Mitsotakis, zegt de commentator, kon terecht op chronische gebreken wijzen, die er ook al waren onder vorige regeringen. „Aan de andere kant: hij had vier jaar om er iets aan te doen. Maar met de hulp van regeringsvriendelijke media wist hij het narratief te verspreiden dat het óók een individuele fout was van de stationsmeester.”
In een moderne kantoortuin in het centrum van Athene vertelt Costas Gousis over een opiniepeiling van Eteron, het progressieve onderzoeksinstituut waar hij werkzaam is als projectmanager. Medio april, zeven weken na de ramp, werd 17- tot 34-jarigen gevraagd welke emotie bij hen overheerste. Bijna de helft van de jongeren zei woedend te zijn, een op de vijf was vooral wanhopig en bij nog eens een op de vijf domineerde de schaamte.
Toch ebde alle verontwaardiging over de treinramp ook weer weg. En dat is ook wel logisch, zegt politiek sociologe Loukia Kotronaki van de Panteion-universiteit in Athene, die de uitkomsten van de peiling van duiding voorzag. „Woede zonder hoop resulteert zelden in gecoördineerde vormen van collectieve actie. En ook schaamte verlamt eerder dan dat het tot actie leidt.” Voor verandering is een zekere mate van optimisme nodig, aldus Kotronaki, en van alle respondenten zei slechts 3,1 procent dat ze goede hoop hadden dat de situatie zal veranderen.
Bonuszetels
De meeste experts gaan ervan uit dat Mitsotakis weliswaar de verkiezingen zal winnen, maar niet direct een coalitie zal kunnen vormen. Syriza staat ideologisch te ver van hem af, Pasok zal na het afluisterschandaal niet tot samenwerking geneigd zijn en radicaal-rechts is te klein. Bij een eventuele tweede ronde, te houden in juli, krijgt de grootste partij een flink aantal bonuszetels.

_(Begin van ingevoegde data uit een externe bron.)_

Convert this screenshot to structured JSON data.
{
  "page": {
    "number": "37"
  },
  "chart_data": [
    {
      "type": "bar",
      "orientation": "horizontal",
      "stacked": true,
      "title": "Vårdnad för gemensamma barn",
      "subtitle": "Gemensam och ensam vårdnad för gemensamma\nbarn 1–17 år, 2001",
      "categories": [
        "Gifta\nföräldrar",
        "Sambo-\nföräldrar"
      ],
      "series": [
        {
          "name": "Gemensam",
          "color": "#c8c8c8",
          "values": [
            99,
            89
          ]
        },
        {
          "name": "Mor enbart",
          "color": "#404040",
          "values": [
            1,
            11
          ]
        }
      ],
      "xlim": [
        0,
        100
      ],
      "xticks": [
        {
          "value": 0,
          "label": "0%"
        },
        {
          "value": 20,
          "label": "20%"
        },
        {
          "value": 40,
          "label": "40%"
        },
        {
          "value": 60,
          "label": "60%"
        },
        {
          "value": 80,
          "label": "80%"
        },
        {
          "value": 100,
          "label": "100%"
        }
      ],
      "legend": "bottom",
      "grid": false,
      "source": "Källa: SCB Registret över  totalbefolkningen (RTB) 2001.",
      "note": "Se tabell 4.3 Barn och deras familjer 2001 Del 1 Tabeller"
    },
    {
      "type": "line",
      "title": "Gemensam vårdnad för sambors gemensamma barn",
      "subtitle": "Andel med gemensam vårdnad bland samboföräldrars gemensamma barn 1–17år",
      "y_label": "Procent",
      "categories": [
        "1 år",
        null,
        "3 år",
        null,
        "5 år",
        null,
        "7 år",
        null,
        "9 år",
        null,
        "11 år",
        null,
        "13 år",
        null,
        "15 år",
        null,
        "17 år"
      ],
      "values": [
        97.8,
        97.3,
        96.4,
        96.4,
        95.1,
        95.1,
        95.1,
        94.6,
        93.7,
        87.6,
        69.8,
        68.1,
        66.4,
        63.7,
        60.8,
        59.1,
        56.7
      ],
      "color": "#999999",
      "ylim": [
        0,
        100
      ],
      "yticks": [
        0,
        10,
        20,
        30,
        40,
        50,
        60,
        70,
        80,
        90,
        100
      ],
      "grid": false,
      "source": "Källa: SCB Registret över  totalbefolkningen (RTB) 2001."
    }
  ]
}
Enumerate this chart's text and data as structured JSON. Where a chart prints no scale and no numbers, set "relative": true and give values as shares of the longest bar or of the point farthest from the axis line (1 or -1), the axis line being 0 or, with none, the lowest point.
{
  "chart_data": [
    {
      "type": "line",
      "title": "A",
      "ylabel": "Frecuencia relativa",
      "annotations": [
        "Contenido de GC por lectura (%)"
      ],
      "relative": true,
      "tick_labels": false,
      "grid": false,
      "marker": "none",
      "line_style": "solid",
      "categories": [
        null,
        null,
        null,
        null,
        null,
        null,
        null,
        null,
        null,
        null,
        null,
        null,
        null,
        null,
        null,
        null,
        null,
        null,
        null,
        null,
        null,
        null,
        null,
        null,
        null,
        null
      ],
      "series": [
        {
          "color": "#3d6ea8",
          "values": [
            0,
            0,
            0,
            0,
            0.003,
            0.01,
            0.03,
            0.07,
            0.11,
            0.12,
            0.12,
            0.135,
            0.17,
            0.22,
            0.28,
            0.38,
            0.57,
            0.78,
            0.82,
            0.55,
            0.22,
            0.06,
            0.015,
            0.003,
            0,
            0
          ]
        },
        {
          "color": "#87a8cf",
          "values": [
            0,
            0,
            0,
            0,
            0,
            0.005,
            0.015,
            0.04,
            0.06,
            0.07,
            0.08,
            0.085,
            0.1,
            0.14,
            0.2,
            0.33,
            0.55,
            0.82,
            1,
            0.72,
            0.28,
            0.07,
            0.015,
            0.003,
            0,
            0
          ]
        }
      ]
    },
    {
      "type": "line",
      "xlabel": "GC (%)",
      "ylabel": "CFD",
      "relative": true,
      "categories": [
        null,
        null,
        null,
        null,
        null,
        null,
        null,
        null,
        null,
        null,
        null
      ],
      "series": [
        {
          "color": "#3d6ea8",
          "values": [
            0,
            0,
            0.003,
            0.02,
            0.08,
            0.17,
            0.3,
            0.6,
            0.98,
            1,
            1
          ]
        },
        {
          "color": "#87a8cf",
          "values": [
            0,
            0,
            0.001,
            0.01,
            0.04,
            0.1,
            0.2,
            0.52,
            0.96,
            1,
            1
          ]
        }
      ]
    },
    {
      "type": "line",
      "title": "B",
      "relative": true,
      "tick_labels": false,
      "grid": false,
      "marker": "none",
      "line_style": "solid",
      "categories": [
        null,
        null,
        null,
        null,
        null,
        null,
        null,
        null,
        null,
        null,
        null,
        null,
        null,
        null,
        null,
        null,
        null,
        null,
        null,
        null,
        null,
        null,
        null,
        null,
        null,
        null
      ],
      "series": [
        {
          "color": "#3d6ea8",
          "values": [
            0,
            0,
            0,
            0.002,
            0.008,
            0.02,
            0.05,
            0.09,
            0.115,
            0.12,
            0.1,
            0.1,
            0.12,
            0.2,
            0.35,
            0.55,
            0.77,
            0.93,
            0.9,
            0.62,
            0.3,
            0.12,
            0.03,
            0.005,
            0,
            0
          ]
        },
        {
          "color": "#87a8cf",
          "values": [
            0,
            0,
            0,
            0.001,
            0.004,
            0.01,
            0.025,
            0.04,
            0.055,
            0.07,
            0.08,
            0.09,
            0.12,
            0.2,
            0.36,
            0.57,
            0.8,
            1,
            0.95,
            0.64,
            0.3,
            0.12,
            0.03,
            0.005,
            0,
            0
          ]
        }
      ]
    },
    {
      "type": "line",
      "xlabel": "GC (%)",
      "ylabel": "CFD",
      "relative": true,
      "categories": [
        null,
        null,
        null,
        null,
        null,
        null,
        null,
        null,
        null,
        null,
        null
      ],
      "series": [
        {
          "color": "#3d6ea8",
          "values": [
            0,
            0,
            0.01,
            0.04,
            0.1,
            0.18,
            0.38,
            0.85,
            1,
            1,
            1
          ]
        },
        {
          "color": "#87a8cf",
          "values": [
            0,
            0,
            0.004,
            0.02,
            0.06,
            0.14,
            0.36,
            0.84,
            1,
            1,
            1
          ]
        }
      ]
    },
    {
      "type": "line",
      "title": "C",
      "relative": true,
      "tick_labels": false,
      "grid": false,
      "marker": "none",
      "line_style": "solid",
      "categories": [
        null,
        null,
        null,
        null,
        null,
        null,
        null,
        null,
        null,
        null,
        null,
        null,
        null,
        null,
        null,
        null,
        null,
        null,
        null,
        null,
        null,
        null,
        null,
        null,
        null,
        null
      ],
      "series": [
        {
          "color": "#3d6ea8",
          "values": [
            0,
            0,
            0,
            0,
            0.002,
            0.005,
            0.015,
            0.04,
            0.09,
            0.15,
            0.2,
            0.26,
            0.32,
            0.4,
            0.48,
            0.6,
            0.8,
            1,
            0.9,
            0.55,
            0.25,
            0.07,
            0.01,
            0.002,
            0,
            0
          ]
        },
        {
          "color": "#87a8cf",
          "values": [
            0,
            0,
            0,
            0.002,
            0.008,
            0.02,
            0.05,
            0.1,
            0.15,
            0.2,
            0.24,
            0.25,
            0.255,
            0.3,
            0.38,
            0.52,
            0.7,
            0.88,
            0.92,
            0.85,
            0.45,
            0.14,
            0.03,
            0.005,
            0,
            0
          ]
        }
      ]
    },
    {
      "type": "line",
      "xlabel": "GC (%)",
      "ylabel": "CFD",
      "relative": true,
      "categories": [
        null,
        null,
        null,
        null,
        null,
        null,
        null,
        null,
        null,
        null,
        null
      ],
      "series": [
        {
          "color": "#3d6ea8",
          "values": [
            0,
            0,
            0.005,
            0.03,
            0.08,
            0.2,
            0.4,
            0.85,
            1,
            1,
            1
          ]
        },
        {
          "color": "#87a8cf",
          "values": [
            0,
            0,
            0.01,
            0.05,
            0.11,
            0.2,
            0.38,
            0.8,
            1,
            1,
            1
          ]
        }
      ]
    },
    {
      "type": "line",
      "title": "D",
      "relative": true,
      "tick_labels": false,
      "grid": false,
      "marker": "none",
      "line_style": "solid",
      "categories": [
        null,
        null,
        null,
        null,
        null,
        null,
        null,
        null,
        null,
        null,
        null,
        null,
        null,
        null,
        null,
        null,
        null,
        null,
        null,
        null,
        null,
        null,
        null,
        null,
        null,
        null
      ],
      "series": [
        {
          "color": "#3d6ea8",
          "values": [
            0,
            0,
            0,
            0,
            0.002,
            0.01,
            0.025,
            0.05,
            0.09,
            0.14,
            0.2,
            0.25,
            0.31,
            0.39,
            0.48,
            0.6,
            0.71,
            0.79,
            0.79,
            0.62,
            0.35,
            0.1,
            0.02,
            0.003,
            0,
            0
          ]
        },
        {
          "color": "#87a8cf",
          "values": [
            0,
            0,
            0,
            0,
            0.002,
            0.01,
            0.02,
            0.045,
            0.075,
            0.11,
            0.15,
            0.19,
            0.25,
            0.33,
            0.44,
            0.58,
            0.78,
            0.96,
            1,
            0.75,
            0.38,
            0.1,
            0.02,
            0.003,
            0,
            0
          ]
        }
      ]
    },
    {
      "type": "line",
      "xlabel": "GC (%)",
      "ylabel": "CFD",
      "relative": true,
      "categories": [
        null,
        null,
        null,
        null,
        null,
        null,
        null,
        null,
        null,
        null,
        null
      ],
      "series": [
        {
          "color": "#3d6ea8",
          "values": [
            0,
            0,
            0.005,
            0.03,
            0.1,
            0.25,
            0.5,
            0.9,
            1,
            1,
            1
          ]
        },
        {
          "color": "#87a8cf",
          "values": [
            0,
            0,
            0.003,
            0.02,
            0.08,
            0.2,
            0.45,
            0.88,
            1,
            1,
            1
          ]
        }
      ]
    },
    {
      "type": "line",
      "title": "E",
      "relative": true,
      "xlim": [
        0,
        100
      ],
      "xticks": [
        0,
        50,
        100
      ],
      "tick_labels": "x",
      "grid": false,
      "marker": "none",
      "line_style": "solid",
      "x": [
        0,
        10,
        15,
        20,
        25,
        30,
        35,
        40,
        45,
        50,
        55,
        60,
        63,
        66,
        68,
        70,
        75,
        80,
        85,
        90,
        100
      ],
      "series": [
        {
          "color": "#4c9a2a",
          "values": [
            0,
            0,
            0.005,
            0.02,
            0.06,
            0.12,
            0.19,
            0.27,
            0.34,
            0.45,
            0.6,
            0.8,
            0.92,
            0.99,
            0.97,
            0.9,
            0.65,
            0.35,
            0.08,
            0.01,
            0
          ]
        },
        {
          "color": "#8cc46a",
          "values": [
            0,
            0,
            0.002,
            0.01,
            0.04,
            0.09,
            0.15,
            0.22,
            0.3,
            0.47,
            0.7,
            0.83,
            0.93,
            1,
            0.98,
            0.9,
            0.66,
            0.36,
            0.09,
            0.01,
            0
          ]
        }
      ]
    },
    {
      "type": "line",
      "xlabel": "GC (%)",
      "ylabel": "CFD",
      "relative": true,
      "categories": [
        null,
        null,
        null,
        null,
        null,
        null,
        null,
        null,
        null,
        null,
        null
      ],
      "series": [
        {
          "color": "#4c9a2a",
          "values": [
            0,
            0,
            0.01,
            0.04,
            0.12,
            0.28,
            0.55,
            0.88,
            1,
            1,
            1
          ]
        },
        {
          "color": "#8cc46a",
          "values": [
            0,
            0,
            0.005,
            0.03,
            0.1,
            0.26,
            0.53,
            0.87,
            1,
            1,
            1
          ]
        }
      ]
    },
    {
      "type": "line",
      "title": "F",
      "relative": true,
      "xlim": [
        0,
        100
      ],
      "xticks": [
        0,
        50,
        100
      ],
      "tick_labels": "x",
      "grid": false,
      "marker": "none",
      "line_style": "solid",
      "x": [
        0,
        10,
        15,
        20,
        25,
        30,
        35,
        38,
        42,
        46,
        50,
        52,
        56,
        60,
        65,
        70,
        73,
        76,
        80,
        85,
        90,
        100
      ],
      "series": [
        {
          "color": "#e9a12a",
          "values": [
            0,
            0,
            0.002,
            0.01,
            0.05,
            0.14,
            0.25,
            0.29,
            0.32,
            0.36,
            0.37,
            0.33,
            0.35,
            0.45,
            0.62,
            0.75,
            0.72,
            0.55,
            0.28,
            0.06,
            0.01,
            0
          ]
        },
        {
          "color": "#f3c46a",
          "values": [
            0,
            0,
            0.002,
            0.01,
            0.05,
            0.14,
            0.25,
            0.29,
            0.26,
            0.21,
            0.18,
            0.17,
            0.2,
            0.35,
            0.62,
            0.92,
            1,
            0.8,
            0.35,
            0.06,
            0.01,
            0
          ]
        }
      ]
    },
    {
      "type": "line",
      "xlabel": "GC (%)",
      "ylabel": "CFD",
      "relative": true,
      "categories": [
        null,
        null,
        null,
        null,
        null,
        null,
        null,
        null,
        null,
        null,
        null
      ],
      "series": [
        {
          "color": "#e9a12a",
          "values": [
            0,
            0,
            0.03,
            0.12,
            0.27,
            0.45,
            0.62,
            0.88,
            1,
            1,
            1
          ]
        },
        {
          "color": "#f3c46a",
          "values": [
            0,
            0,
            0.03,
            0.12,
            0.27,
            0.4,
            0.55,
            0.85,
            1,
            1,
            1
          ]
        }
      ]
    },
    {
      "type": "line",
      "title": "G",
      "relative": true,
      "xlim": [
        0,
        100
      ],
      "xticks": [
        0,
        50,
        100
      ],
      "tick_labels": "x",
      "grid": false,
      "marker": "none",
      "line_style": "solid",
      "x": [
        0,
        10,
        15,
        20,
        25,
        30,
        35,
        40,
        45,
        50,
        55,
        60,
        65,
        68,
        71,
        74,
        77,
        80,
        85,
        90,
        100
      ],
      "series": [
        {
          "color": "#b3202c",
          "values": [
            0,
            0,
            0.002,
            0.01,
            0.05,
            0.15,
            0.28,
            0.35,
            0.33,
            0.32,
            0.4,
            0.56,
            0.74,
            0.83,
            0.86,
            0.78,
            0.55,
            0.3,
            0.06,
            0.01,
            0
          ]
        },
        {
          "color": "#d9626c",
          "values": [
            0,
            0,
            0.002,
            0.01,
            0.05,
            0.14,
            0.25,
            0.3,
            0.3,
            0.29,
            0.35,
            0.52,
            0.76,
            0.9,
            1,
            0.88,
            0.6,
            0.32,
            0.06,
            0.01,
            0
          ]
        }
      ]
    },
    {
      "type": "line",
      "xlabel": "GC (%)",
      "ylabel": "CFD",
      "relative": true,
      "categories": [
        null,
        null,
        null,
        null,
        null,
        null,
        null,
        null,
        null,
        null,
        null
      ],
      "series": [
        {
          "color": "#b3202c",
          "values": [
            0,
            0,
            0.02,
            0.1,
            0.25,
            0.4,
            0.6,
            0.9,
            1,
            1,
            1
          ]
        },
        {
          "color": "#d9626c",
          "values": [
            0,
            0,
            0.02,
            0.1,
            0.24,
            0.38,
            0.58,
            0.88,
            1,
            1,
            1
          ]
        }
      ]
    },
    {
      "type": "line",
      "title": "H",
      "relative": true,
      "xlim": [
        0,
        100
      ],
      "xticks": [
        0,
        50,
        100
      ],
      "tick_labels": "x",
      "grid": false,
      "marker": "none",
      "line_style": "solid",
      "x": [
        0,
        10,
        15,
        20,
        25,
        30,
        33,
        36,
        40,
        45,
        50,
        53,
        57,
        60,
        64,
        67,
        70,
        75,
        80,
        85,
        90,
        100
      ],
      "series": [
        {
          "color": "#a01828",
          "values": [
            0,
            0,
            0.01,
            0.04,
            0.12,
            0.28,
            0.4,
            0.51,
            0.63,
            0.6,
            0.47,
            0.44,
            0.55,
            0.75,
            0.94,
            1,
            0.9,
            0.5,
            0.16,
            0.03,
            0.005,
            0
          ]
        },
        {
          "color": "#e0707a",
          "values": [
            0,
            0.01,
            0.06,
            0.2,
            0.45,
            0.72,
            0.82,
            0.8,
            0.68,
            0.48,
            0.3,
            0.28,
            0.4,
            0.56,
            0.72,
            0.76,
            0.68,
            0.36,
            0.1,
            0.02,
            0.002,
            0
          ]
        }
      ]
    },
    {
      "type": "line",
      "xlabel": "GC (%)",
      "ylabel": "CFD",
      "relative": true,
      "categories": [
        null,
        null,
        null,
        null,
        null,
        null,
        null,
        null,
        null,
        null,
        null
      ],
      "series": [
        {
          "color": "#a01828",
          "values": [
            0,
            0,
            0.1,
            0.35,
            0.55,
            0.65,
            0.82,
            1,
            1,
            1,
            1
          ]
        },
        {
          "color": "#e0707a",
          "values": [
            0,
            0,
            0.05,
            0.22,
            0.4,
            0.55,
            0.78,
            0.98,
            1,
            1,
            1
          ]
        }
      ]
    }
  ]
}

Met deze extra zetels kan Mitsotakis naar verwachting doorregeren.
Commentator Malkoutzis ziet nog wel een andere reden voor de aanhoudende populariteit van de premier: de meeste media verdedigen voornamelijk de status quo. En die wordt belichaamd door Mitsotakis, wiens vader ook al premier was. „De vorige regering, onder leiding van Syriza, werd als een bedreiging beschouwd”, aldus Malkoutzis.
In 2015 onderhandelden toenmalig Syriza-premier Alexis Tsipras en zijn minister Yannis Varoufakis (Financiën) op geruchtmakende wijze met de Trojka van de Europese Commissie, de Europese Centrale Bank en het Internationaal Monetair Fonds. Het scheelde weinig of Griekenland had de eurozone moeten verlaten. Uiteindelijk ging Tsipras akkoord met verregaande eisen tot hervorming.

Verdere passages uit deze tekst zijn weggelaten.